Novamor’s turn: “You men have great dreams. For all my life I have just wanted to be a community doctor, to settle down with a nice place to live, to find someone” and she looked down and blushed for here were two ‘someones,’ “and to live happily till the end of my days with them.” She did not mention that the someone she imagined finding was very much like Vig.
Muta said “You should not downgrade your dream, it is just as worthwhile or great as Vig’s or mine.” Vig added “And no less fantastical.”
It was another month before Muta was finished. He and Novamor still walked together, but he was now fit enough to gather many of the people of the community himself to watch the unveiling. Novamor was as excited as everyone else to see the construction giant with which Muta had been tinkering for years finally done and moving. Picture them all about the front of the glass window, and Muta is standing on a small box shouting something about rubble and the motions of metaphysical building blocks. Then he’s done and he’s off inside to do something unseen before running back out to join the throng. Far back so he gets a good view. The people are nattering away, and there is the permanent flow of water in brass to be heard, but no other noise. Then the canvas begins to move and ah!, a hand grips it at the edge from the inside, with giant brass knuckles, grips it and pulls it back, standing up in one silent motion. And the crowd is silent too. Stands up the big person shiny in the Sun off and into the people’s eyes, not all gold but there are darker bits too where a sort of lichen has taken over the years. And it is only a lifetime old but seems to be outside of time at the moment of its birth just stepped right out, already there is that impression of something that always has will be. It is standing looking out into the desert at something which only the very tall can see, and you don’t have to be very tall to see the giant the youngest are watching. And then, gasps, surprise, jolly laughter, amusement, happiness, dancing. The giant, against the expectations of its creator and everyone else while we’re at it, has begun to dance.

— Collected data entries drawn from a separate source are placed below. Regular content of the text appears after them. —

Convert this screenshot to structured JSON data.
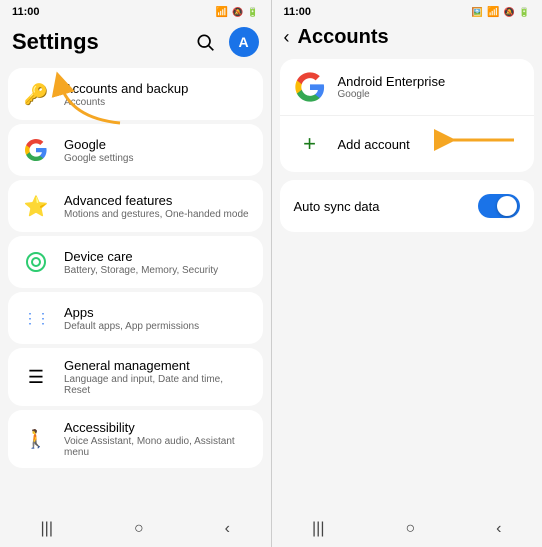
{
  "left": {
    "time": "11:00",
    "header_title": "Settings",
    "items": [
      {
        "id": "accounts-backup",
        "icon": "🔑",
        "icon_color": "#f5a623",
        "title": "Accounts and backup",
        "subtitle": "Accounts"
      },
      {
        "id": "google",
        "icon": "G",
        "icon_type": "google",
        "title": "Google",
        "subtitle": "Google settings"
      },
      {
        "id": "advanced",
        "icon": "⚙️",
        "title": "Advanced features",
        "subtitle": "Motions and gestures, One-handed mode"
      },
      {
        "id": "device-care",
        "icon": "◎",
        "title": "Device care",
        "subtitle": "Battery, Storage, Memory, Security"
      },
      {
        "id": "apps",
        "icon": "⋮⋮",
        "title": "Apps",
        "subtitle": "Default apps, App permissions"
      },
      {
        "id": "general",
        "icon": "≡",
        "title": "General management",
        "subtitle": "Language and input, Date and time, Reset"
      },
      {
        "id": "accessibility",
        "icon": "♿",
        "title": "Accessibility",
        "subtitle": "Voice Assistant, Mono audio, Assistant menu"
      }
    ],
    "nav": [
      "|||",
      "○",
      "<"
    ]
  },
  "right": {
    "time": "11:00",
    "back_label": "<",
    "title": "Accounts",
    "account_name": "Android Enterprise",
    "account_type": "Google",
    "add_account_label": "Add account",
    "sync_label": "Auto sync data",
    "sync_on": true,
    "nav": [
      "|||",
      "○",
      "<"
    ]
  },
  "arrows": {
    "left_arrow_visible": true,
    "right_arrow_visible": true
  }
}
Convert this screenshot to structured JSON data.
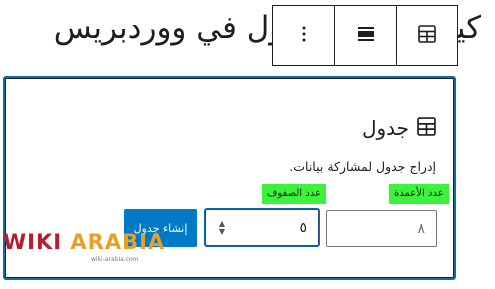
{
  "heading": {
    "text": "كيفية إضافة جدول في ووردبريس"
  },
  "toolbar": {
    "more_options_icon": "vertical-ellipsis-icon",
    "align_icon": "align-center-icon",
    "block_type_icon": "table-icon"
  },
  "table_block": {
    "title": "جدول",
    "title_icon": "table-icon",
    "instructions": "إدراج جدول لمشاركة بيانات.",
    "columns": {
      "label": "عدد الأعمدة",
      "value": "٨"
    },
    "rows": {
      "label": "عدد الصفوف",
      "value": "٥"
    },
    "create_button_label": "إنشاء جدول"
  },
  "watermark": {
    "part1": "WIKI",
    "part2": "ARABIA",
    "tagline": "wiki-arabia.com"
  },
  "colors": {
    "accent_blue": "#0079c7",
    "focus_border": "#0a6fa8",
    "label_highlight": "#3cf23c",
    "watermark_red": "#b91c2a",
    "watermark_orange": "#e8a023"
  }
}
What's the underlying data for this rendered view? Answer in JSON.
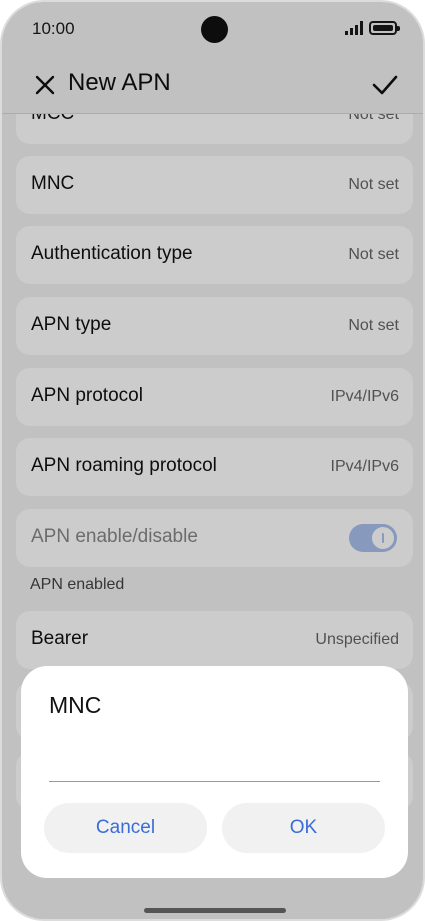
{
  "status_bar": {
    "time": "10:00"
  },
  "header": {
    "title": "New APN"
  },
  "list": {
    "rows": [
      {
        "label": "MCC",
        "value": "Not set"
      },
      {
        "label": "MNC",
        "value": "Not set"
      },
      {
        "label": "Authentication type",
        "value": "Not set"
      },
      {
        "label": "APN type",
        "value": "Not set"
      },
      {
        "label": "APN protocol",
        "value": "IPv4/IPv6"
      },
      {
        "label": "APN roaming protocol",
        "value": "IPv4/IPv6"
      }
    ],
    "enable_row": {
      "label": "APN enable/disable",
      "toggle_on": true
    },
    "enable_note": "APN enabled",
    "bearer_row": {
      "label": "Bearer",
      "value": "Unspecified"
    }
  },
  "dialog": {
    "title": "MNC",
    "input_value": "",
    "cancel_label": "Cancel",
    "ok_label": "OK"
  },
  "colors": {
    "accent": "#3a6dd8",
    "toggle": "#a9c0ec"
  }
}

And the giant continues to dance. Sometimes its eyes are closed in concentration, looking maybe directly at the lost music it hears; other times its eyes are open and it’s looking maybe directly at YOU way down there. The people get the hang of the silent giant, its knees obscured by the walls of Muta’s house, they gradually depart though some stay for a long time. And it is to become a tourist attraction. Persons will pilgrimate to see the giant. While the Sun is still up Novamor and Muta are watching together, and some time, neither knows quite when, it happened that they are holding hands. Then Muta turns to Novamor and said “it’s for you. I expected it to jerk mechanically but instead it danced. All along though I knew it was for you. I did it for you and because of you and I couldn’t have done it without you. And let me just say your beauty. Let me say it. Novamor you are the most beautiful woman in the world.” She receives this smiling at the dancer. She is not caught unawares. She turns to him. Novamor, who’s dreams have also changed, simply says “yes.”
And on the dancer dances, while we spiral away, back into the uncoloured sky.
ENDNOTE
This story was inspired by a poem I sent to my boyfriend Rob in a text message. The image of the poem is here preserved, the giant, though in the poem it was a small statue. The theme, how our dreams change and how we look at them, grew out of the poem, and the idea that maybe my dreams could change and be better for it came from Rob, though I'm not certain about this. Uncolouredness represents the artistic truth! No rose-coloured glasses when uncolouredness is around. I'll also say that this story bears the influence of Salman Rushdie slightly too clearly for my taste. Should we bend reality to our dreams or bend our dreams to reality!? Oh and it took me a month to write for various reasons.